Ermenilerle aramızda ilk hadiseler Sultan Abdülhamid Han döneminde dikkat çekiyor. Bu dönemde Ermenilerin bağımsızlık hayalleri peşinde koştuğu ve batılılar tarafından kullanıldığı hepimizin dağarcığında bir bilgi olarak var, bununla birlikte gözden kaçan bir bilgi daha var ki o dönemde Ermeniler bu topraklarda oldukça seçkin ve şerefli bir hayat sürmektedirler. Sarayda, Babıalide, dış temsilciliklerde devletin omurgası sayılabilecek görevleri vardır ve mutludurlar. Mutlu olmayanlar muhalifler, İttihadçılar, jön Türkler, sarayda ve yönetimde gözü olanlardır. Esas hülyalara kapılanlar işte bunlardır ve Ermeniler üzerine oynayan da yine bu taifedir. Tarihin o kısmı farklı bir gözle incelenirse Ermenileri kışkırtan, kendi hülyaları uğruna kullananların İttihatçılar olduğu fark edilecektir. Daha sonra İttihadçı reislerinin Ermeniler tarafından vurulması ise bir nevi iç hesaplaşmadır. Cennetmekan’a Cuma çıkışında saldırı yapıldığı zaman kınalar yakıp, zil takıp oynayan, şiirler dizen, yine bunlardır. Cennetmekan Ermenilere karşı etkili tedbirler almış, fakat kendi ırkından olanların ihanetine çare bulamamıştır. Bir zaman sonra maksat hasıl olmuş Yönetimi ele almışlar fakat bombalar hep ellerinde patlamış on yılda koca imparatorluğun canını okumuşlardır. İtihatçılar, ahhh ittihatçılar! Ve bitmek bilmez zulümler. Sarıkamış, Çanakkale Yemen, Medine bunlar Ermeni tehcirinden kat be kat büyük ve çaplı katliamlardır. Asıl bunları soykırım olarak nitelemek ve ittihatçıları yeryüzünün en haysiyetsizleri olarak ilan etmek boynumuza borç olmalıdır. Ama manialar var. Çünkü bizim devletimiz hala ittihatçılarla olan bağlarını koparmamış onların eseri olma hüviyetini özenle muhafaza etmiştir.
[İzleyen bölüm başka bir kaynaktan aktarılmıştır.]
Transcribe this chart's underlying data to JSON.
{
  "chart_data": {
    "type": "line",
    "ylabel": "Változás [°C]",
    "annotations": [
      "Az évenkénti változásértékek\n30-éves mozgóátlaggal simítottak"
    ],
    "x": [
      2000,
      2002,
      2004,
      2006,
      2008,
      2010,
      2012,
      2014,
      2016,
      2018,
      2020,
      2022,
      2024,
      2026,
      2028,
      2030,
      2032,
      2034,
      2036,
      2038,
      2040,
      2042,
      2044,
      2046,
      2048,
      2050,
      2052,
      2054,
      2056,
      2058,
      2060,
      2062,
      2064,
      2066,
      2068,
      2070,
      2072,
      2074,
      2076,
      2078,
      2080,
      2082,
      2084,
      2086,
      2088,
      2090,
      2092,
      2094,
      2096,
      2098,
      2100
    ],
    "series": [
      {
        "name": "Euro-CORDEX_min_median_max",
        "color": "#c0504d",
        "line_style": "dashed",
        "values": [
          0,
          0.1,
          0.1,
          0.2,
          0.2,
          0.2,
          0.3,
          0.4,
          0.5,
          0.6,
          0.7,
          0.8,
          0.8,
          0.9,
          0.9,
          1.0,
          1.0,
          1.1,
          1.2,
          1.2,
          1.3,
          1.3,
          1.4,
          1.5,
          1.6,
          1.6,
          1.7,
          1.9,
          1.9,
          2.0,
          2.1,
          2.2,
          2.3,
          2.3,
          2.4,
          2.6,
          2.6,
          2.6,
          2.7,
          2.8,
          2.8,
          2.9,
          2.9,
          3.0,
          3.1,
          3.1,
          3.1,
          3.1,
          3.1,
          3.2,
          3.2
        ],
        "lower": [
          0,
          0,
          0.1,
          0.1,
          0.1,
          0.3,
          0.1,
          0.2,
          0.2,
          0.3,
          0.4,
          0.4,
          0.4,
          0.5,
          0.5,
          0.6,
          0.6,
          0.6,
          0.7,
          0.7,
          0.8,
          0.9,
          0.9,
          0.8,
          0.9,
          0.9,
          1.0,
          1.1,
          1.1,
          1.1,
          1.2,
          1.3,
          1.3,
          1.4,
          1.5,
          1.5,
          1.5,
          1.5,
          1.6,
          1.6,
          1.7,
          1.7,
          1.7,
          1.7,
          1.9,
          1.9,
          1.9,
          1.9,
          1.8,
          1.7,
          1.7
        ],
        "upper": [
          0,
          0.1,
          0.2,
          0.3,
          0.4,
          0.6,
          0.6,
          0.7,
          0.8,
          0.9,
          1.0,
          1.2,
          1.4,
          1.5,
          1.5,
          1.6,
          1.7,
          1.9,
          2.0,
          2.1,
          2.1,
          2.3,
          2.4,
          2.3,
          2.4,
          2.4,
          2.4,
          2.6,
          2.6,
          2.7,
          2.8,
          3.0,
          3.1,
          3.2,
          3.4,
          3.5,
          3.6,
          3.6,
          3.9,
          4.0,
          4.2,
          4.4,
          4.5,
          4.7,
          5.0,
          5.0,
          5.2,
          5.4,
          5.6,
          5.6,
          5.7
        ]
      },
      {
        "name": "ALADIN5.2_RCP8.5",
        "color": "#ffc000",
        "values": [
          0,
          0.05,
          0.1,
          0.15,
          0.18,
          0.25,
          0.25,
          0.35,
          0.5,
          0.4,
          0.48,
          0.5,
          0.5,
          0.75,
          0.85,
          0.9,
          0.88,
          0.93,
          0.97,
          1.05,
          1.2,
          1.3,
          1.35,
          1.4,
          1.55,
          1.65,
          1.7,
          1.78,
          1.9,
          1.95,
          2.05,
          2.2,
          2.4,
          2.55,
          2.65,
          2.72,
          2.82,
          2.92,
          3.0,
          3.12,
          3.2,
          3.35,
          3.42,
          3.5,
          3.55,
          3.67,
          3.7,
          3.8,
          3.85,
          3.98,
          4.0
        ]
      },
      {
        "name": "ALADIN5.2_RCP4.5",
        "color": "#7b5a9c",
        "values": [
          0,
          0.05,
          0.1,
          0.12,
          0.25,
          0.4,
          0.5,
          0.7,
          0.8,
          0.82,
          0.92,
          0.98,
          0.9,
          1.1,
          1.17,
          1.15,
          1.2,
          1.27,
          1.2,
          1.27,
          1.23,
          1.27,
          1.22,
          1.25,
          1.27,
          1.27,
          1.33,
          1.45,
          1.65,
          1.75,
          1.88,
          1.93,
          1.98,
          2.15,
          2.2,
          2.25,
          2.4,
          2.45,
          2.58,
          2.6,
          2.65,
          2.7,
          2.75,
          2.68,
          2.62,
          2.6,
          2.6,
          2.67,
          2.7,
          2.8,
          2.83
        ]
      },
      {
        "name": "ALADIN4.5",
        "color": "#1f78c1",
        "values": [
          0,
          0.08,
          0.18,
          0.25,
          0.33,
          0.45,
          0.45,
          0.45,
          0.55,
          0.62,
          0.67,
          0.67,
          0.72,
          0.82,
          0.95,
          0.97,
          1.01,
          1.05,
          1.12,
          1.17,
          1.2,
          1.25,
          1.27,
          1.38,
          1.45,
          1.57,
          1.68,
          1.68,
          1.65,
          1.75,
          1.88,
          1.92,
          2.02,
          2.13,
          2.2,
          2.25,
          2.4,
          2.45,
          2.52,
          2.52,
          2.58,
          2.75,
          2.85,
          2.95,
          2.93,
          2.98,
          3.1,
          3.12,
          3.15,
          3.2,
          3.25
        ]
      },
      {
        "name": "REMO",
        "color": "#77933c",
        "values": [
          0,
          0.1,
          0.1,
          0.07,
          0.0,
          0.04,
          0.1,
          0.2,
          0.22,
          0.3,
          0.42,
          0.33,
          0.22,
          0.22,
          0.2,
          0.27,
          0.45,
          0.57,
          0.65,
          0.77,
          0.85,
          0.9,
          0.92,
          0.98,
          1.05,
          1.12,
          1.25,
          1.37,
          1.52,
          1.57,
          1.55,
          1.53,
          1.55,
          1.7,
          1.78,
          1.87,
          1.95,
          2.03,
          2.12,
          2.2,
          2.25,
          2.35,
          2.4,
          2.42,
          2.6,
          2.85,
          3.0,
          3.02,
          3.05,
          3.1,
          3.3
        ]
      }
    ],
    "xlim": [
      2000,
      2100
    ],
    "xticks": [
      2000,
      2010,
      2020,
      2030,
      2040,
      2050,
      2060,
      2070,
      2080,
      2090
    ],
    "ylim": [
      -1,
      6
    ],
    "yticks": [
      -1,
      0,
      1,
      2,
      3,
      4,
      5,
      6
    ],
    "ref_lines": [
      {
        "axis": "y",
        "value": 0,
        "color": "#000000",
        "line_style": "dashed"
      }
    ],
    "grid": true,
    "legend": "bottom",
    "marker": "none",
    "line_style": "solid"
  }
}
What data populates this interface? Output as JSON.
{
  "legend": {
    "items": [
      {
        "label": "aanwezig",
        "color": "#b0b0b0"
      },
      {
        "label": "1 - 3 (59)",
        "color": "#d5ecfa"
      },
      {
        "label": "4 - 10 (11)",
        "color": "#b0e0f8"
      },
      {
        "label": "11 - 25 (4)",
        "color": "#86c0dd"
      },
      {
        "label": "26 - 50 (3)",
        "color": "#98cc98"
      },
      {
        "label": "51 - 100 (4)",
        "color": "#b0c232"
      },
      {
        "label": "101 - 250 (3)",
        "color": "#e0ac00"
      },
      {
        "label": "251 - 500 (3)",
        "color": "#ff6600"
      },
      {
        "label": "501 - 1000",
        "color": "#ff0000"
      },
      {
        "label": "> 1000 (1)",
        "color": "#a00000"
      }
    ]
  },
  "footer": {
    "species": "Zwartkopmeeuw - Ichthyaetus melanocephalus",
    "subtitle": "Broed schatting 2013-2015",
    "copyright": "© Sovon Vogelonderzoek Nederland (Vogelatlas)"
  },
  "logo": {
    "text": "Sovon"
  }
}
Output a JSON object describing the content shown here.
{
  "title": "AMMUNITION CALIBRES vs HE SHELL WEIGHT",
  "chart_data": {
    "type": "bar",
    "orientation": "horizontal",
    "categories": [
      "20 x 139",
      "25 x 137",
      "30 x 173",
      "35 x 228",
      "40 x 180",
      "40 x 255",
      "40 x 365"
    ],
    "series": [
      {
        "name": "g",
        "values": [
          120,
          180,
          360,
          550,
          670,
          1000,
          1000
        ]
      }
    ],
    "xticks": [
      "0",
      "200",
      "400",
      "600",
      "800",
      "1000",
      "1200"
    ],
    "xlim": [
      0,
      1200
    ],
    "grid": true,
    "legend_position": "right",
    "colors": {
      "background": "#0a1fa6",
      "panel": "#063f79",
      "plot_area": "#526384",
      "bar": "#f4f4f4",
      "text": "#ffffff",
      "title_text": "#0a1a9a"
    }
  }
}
Bütün zılletlerini kahramanlık ayıplarını şeref yaparak ve bunları sarsılmaz kanunlara bağlayarak bize bıraktılar. Kime yanmalı bu derdi! Bu topraklarda asıl katledilen, vurulan, susturulan, zulme uğrayan biz olduk. Bizden olanların ihtirası ihaneti hiç düşmedi yakamızdan. Bizden olanlar, ahhh bizden olanlar! Ve o gün bugündür biz kendi ayıplarımızı, ayıplılarımızı inkar etmeye alıştık, yalanlarla yaşamaya ve yalanları yaşatmaya.
TRABZON
Yeryüzünde toprağın bu denli kıymetli olduğu yerler pek azdır. Bu toprak azlığı, toprağa düşkünlüğü, toprağa düşkünlük köyünü, mahallesini, ilçesini, şehrini, ülkesini delice sevmeyi beraberinde getirmiş ve yeryüzünde pek az rastlanan bir tutkuya dönüşmüştür.
Bu tutku, ani refleksleri olan bir kişilikde, fırtınanın Karadeniz’i coşturduğu gibi kışkırtma, tahrik ve hamaset ile coşturulmağa pek müsaittir.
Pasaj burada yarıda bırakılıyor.